A short elisp tutorial.

Previously, we discussed Emacs: List Matching Lines. We discussed writing a convenient version of list-matching-lines that uses the current word, or text selection. Here's a solution.

(defun list-matching-lines2 ()
  "Show lines in the current buffer matching current word or text selection.
This command is the similar to `list-matching-lines'.
The differences are:
• The input of this command is the current word.
• If there is a text selection, that is used as input.
• The input is plain text, not regex."
  (interactive)
  (let (meat pos1 pos2 bds)
    (if (and transient-mark-mode
             mark-active)
        (setq pos1 (region-beginning) pos2 (region-end))
      (progn
        (setq bds (bounds-of-thing-at-point 'symbol))
        (setq pos1 (car bds) pos2 (cdr bds))))
    (setq meat (buffer-substring-no-properties pos1 pos2))
    (list-matching-lines (regexp-quote meat))
    )
  )

The key to understand our implementation is understanding emacs's concept of region, transient-mark-mode, text selection. If you are confused, see: What is Region, Active Region, transient-mark-mode?.

Our code above also shows a practical idiom, of automatically using the current active region as input. For more idioms, see: ELisp: How to Write a Command.

Note that starting with emacs 23, transient-mark-mode is on by default, and many commands automatically take the current text selection as input if there's one. [see Emacs 23 (Released 2009-07)] So, our new list-matching-lines is a improvement, but not perfect. To make it a perfect candidate for emacs, our new version should use text selection if there's one, but if there is no text selection, it should still prompt user to enter a input, and the default input should be the current word. Because, otherwise there is no way for user to enter arbitrary input.
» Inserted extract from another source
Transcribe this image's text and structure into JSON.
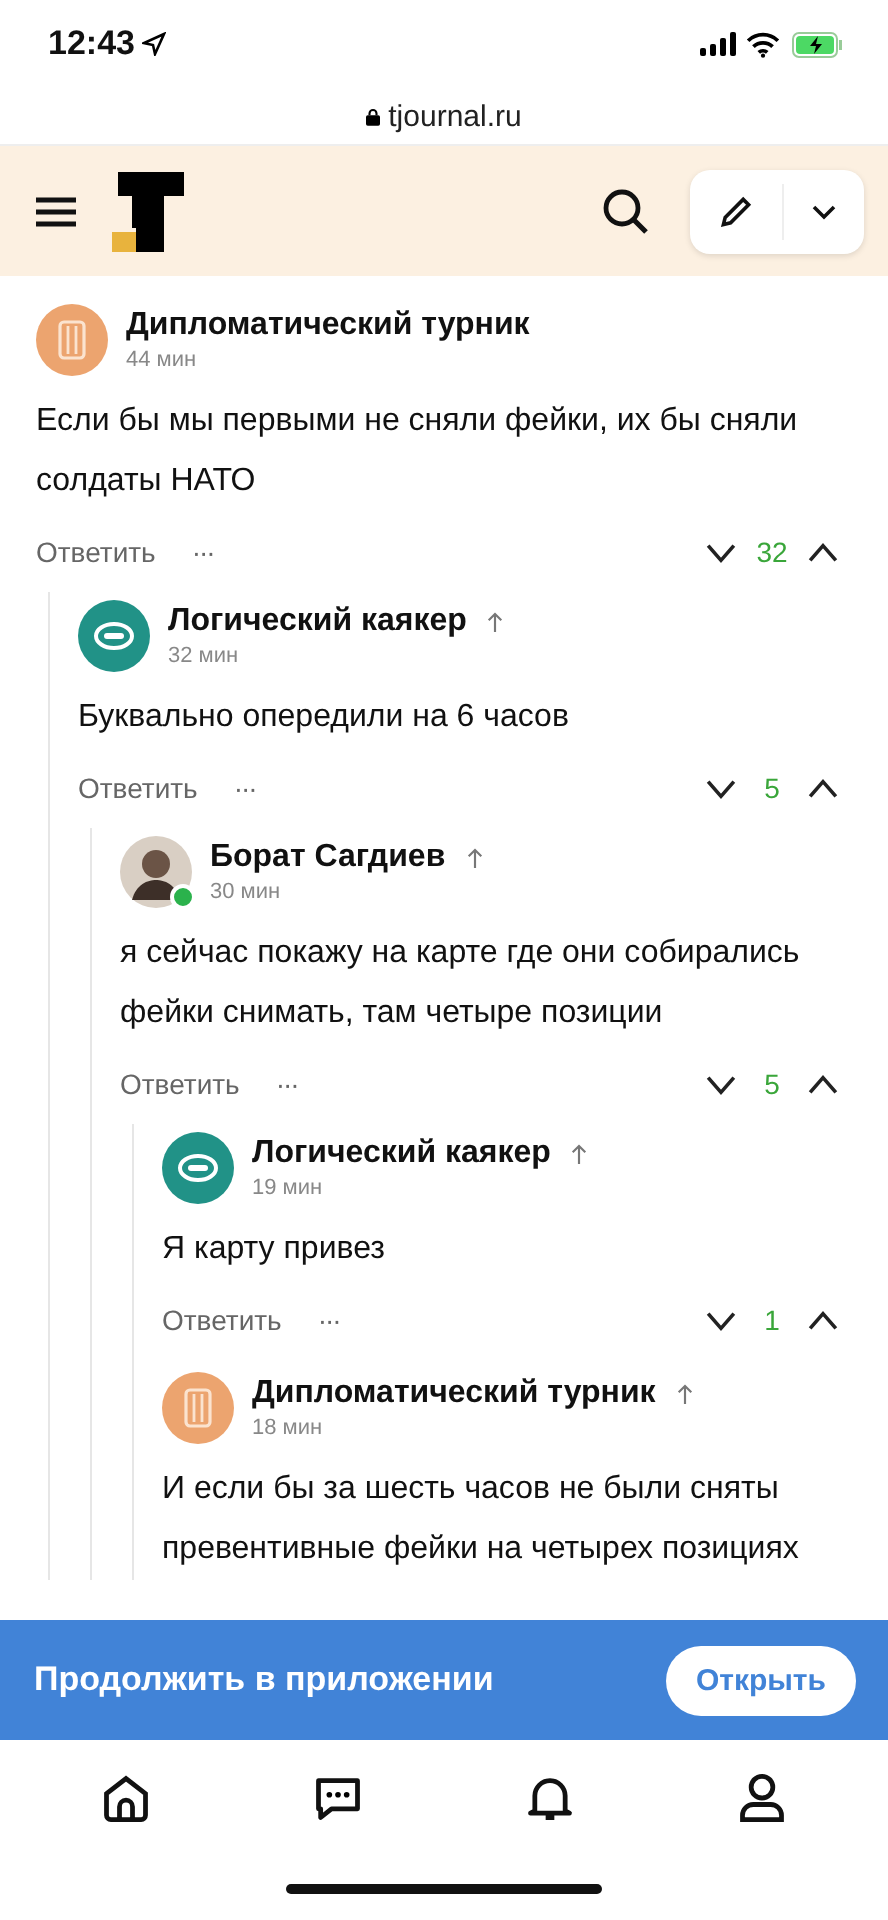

Also, our version's input is plain text, not regex. Plain text is probably more often used than regex, but regex is certainly more powerful. It would be a loss if there is no way to use regex. So, if we plan to incorporate our version into emacs, we probably need to think about either creating a new command, or incorporate it as part of list-matching-lines, with a option that interpret the input as string and not regex. To be compatible with overall design of emacs, we might look into what other emacs's commands do when the functionality needs to have both string and regex versions. I think in such situations, emacs usually provides 2 different commands.